Referendum II is in the air. We’re all pent up with excitement, but – as with Brexit – we don’t have a date yet. It could happen very soon, and it could just as easily be years and years away. We can be fearful about all this or think reasonably about it.
Tempus fugit. Yes, it does. Time is marching on. It has been two years since the independence referendum; the famous ’14 we’ll all recount to our grand-wains, and already the country is reaching boiling point again over the issue of a rerun. Alex Salmond reminding us that it’s not for Westminster to decide when we go to the polls only adds to the growing sense of uncertainty around whether or not we’ll actually get another crack at the whip. People in the independence movement are worried, and, to be honest, in my darker moments, I too worry. Lately I have developed a recurring dream where I’m auld(er) and facing the reaper, and saying ruefully: “I’m sorry Scotland.” Will we really live to see Indy Ref mark two?

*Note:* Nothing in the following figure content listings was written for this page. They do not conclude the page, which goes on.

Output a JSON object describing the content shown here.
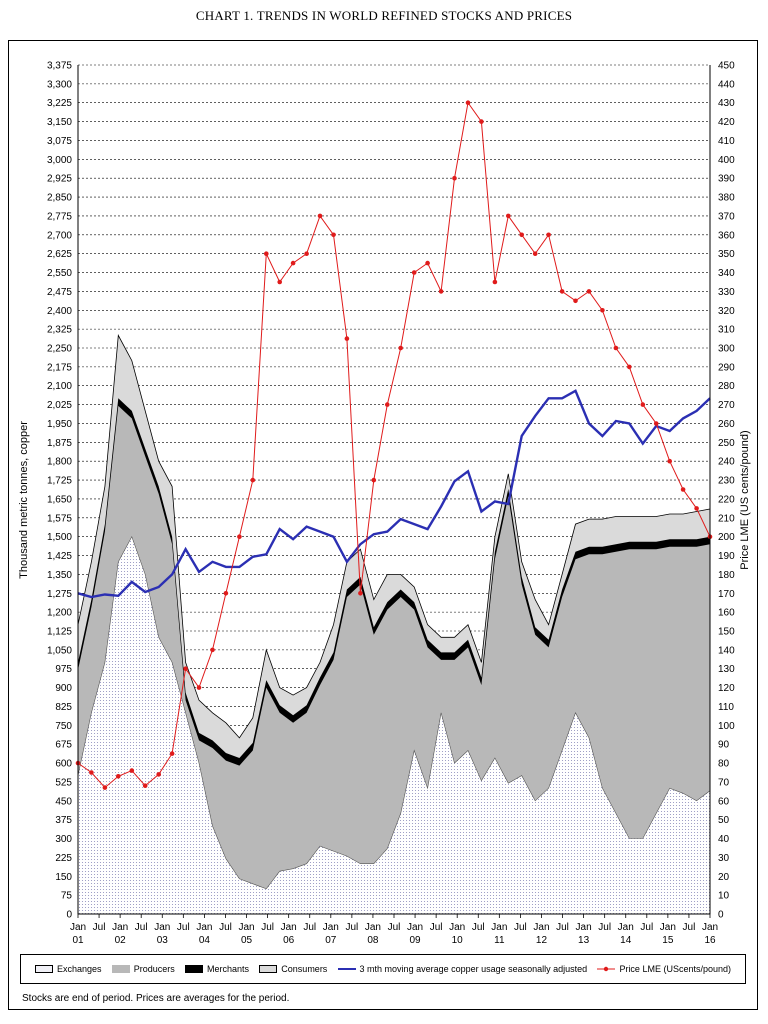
{
  "title": "CHART 1. TRENDS IN WORLD REFINED STOCKS AND PRICES",
  "footnote": "Stocks are end of period.  Prices are averages for the period.",
  "colors": {
    "exchanges": "#f0f0f6",
    "producers": "#b8b8b8",
    "merchants": "#000000",
    "consumers": "#dadada",
    "usage_line": "#2b2fb3",
    "price_line": "#e01b1b"
  },
  "legend": {
    "exchanges": "Exchanges",
    "producers": "Producers",
    "merchants": "Merchants",
    "consumers": "Consumers",
    "usage": "3 mth moving average copper usage seasonally adjusted",
    "price": "Price LME (UScents/pound)"
  },
  "chart_data": {
    "type": "area",
    "title": "CHART 1. TRENDS IN WORLD REFINED STOCKS AND PRICES",
    "ylabel": "Thousand metric tonnes, copper",
    "y2label": "Price LME (US cents/pound)",
    "ylim": [
      0,
      3375
    ],
    "y2lim": [
      0,
      450
    ],
    "yticks": [
      "0",
      "75",
      "150",
      "225",
      "300",
      "375",
      "450",
      "525",
      "600",
      "675",
      "750",
      "825",
      "900",
      "975",
      "1,050",
      "1,125",
      "1,200",
      "1,275",
      "1,350",
      "1,425",
      "1,500",
      "1,575",
      "1,650",
      "1,725",
      "1,800",
      "1,875",
      "1,950",
      "2,025",
      "2,100",
      "2,175",
      "2,250",
      "2,325",
      "2,400",
      "2,475",
      "2,550",
      "2,625",
      "2,700",
      "2,775",
      "2,850",
      "2,925",
      "3,000",
      "3,075",
      "3,150",
      "3,225",
      "3,300",
      "3,375"
    ],
    "y2ticks": [
      "0",
      "10",
      "20",
      "30",
      "40",
      "50",
      "60",
      "70",
      "80",
      "90",
      "100",
      "110",
      "120",
      "130",
      "140",
      "150",
      "160",
      "170",
      "180",
      "190",
      "200",
      "210",
      "220",
      "230",
      "240",
      "250",
      "260",
      "270",
      "280",
      "290",
      "300",
      "310",
      "320",
      "330",
      "340",
      "350",
      "360",
      "370",
      "380",
      "390",
      "400",
      "410",
      "420",
      "430",
      "440",
      "450"
    ],
    "xticks": [
      {
        "m": "Jan",
        "y": "01"
      },
      {
        "m": "Jul",
        "y": ""
      },
      {
        "m": "Jan",
        "y": "02"
      },
      {
        "m": "Jul",
        "y": ""
      },
      {
        "m": "Jan",
        "y": "03"
      },
      {
        "m": "Jul",
        "y": ""
      },
      {
        "m": "Jan",
        "y": "04"
      },
      {
        "m": "Jul",
        "y": ""
      },
      {
        "m": "Jan",
        "y": "05"
      },
      {
        "m": "Jul",
        "y": ""
      },
      {
        "m": "Jan",
        "y": "06"
      },
      {
        "m": "Jul",
        "y": ""
      },
      {
        "m": "Jan",
        "y": "07"
      },
      {
        "m": "Jul",
        "y": ""
      },
      {
        "m": "Jan",
        "y": "08"
      },
      {
        "m": "Jul",
        "y": ""
      },
      {
        "m": "Jan",
        "y": "09"
      },
      {
        "m": "Jul",
        "y": ""
      },
      {
        "m": "Jan",
        "y": "10"
      },
      {
        "m": "Jul",
        "y": ""
      },
      {
        "m": "Jan",
        "y": "11"
      },
      {
        "m": "Jul",
        "y": ""
      },
      {
        "m": "Jan",
        "y": "12"
      },
      {
        "m": "Jul",
        "y": ""
      },
      {
        "m": "Jan",
        "y": "13"
      },
      {
        "m": "Jul",
        "y": ""
      },
      {
        "m": "Jan",
        "y": "14"
      },
      {
        "m": "Jul",
        "y": ""
      },
      {
        "m": "Jan",
        "y": "15"
      },
      {
        "m": "Jul",
        "y": ""
      },
      {
        "m": "Jan",
        "y": "16"
      }
    ],
    "months_per_point": 3,
    "series": [
      {
        "name": "Exchanges",
        "axis": "left",
        "stack": "cumulative",
        "values": [
          550,
          800,
          1000,
          1400,
          1500,
          1350,
          1100,
          1000,
          800,
          600,
          350,
          220,
          140,
          120,
          100,
          170,
          180,
          200,
          270,
          250,
          230,
          200,
          200,
          260,
          400,
          650,
          500,
          800,
          600,
          650,
          530,
          620,
          520,
          550,
          450,
          500,
          650,
          800,
          700,
          500,
          400,
          300,
          300,
          400,
          500,
          480,
          450,
          490
        ]
      },
      {
        "name": "Producers",
        "axis": "left",
        "stack": "cumulative",
        "values": [
          950,
          1200,
          1500,
          2000,
          1950,
          1800,
          1650,
          1450,
          850,
          700,
          660,
          620,
          600,
          650,
          900,
          800,
          750,
          800,
          900,
          1000,
          1250,
          1300,
          1100,
          1200,
          1250,
          1200,
          1050,
          1000,
          1000,
          1050,
          900,
          1400,
          1650,
          1300,
          1100,
          1050,
          1250,
          1400,
          1420,
          1420,
          1430,
          1440,
          1440,
          1440,
          1450,
          1450,
          1450,
          1460
        ]
      },
      {
        "name": "Merchants",
        "axis": "left",
        "stack": "cumulative",
        "values": [
          1000,
          1250,
          1550,
          2050,
          2000,
          1850,
          1700,
          1500,
          880,
          720,
          690,
          640,
          620,
          680,
          930,
          830,
          790,
          830,
          940,
          1040,
          1290,
          1340,
          1140,
          1240,
          1290,
          1240,
          1090,
          1040,
          1040,
          1090,
          940,
          1440,
          1690,
          1340,
          1140,
          1090,
          1290,
          1440,
          1460,
          1460,
          1470,
          1480,
          1480,
          1480,
          1490,
          1490,
          1490,
          1500
        ]
      },
      {
        "name": "Consumers",
        "axis": "left",
        "stack": "cumulative",
        "values": [
          1150,
          1400,
          1700,
          2300,
          2200,
          2000,
          1800,
          1700,
          1000,
          850,
          800,
          760,
          700,
          780,
          1050,
          900,
          870,
          900,
          1000,
          1150,
          1400,
          1450,
          1250,
          1350,
          1350,
          1300,
          1150,
          1100,
          1100,
          1150,
          1000,
          1500,
          1750,
          1400,
          1250,
          1150,
          1350,
          1550,
          1570,
          1570,
          1580,
          1580,
          1580,
          1580,
          1590,
          1590,
          1600,
          1610
        ]
      },
      {
        "name": "3 mth moving average copper usage seasonally adjusted",
        "axis": "left",
        "values": [
          1275,
          1260,
          1270,
          1265,
          1320,
          1280,
          1300,
          1350,
          1450,
          1360,
          1400,
          1380,
          1380,
          1420,
          1430,
          1530,
          1490,
          1540,
          1520,
          1500,
          1400,
          1470,
          1510,
          1520,
          1570,
          1550,
          1530,
          1620,
          1720,
          1760,
          1600,
          1640,
          1630,
          1900,
          1980,
          2050,
          2050,
          2080,
          1950,
          1900,
          1960,
          1950,
          1870,
          1940,
          1920,
          1970,
          2000,
          2050
        ]
      },
      {
        "name": "Price LME (UScents/pound)",
        "axis": "right",
        "values": [
          80,
          75,
          67,
          73,
          76,
          68,
          74,
          85,
          130,
          120,
          140,
          170,
          200,
          230,
          350,
          335,
          345,
          350,
          370,
          360,
          305,
          170,
          230,
          270,
          300,
          340,
          345,
          330,
          390,
          430,
          420,
          335,
          370,
          360,
          350,
          360,
          330,
          325,
          330,
          320,
          300,
          290,
          270,
          260,
          240,
          225,
          215,
          200
        ]
      }
    ]
  }
}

Aside from our irrational fears and nightmares, reason dictates that we will see another referendum, and before too long. The truth of the matter is that Scotland’s social and political life has reached an impasse – we are sitting on the point where either it happens and we gain our independence or we are forced to remain stuck where we are indefinitely. Only the former option is a possibility, because – and keeping with the slightly morbid tone with which I have begun – the majority of those who voted No last time round are dying off. Every cohort of the Scottish population under 65 voted Yes in the last referendum, and the polls conducted since have shown support for independence in these younger age groups to have grown. Unless the unionists can find a cure for aging fast, their game is up.
Sunday Times poll: "When should another independence referendum be held?" 54% say within 2-3 years 48% would currently vote Yes #indyref2—
Alasdair (@Alasdair91) September 18, 2016
Since the 1970s the British establishment has acknowledged that the moment the Scottish National Party gained a majority of Scotland’s Westminster seats it will have lost Scotland to the union. Well, the SNP now have 56 of those 59 seats – that’s a 95% majority. In Holyrood, with its PR system, the SNP went from 44% of the popular vote in 2011 to 46.5% in the 2016 election (and still managed to lose a seat). In December 2013 membership of the SNP stood at a modest 25,000, but in the immediate aftermath of the September 2014 referendum it leapt to a whopping 75,000 – making it the third largest political party in the United Kingdom. In the two years since its membership has almost doubled, with the figure standing at about 121,000 party members.
Regardless of whether we manage to secure another independence referendum before the end of the Brexit negotiations (date to be decided) or not, that Scotland voted so differently to England and Wales underlines the simple truth that we are no longer “a union.” We may well be historically legally bound to one another, but the facts on the ground show quite clearly that we have grown apart, and there is no going back on this now. Our parliamentary system in Edinburgh is designed to give greater voice to minority opinion, and so the Tories and Scottish Labour have a good number of seats between them, but the sheer mathematics of the last election make it clear that these are indeed minority opinions. Scotland has changed, and irrevocably so.
Minority leaders the likes of Davidson and Dugdale of course will stamp their increasingly irrelevant feet and scream that the SNP and its constitutional debate is stopping the country from moving on. The problem with this nonsense is that the mood for independence in Scotland has long since transcended the National Party. Wholesale defection from Scottish Labour to the Yes Scotland campaign in the 2014 referendum, and the fact that most Yes voters were not SNP members illustrate that this mood is a movement that far outweighs any one political party. Yes, we are stuck, but not for the reasons the minority imagine.
We are stuck, and will remain stuck on the constitutional question, until we secure independence. Neither Westminster nor Holyrood can allow this impasse to become perpetual, and so – before too long – we will see one of three things: Westminster’s “approval” for another referendum, Scotland having one without that approval, or a simple declaration of independence. As London isn’t in the mood for more humiliation it will most likely grant Scotland’s wish before Brexit is done and dusted. Europe will help with this.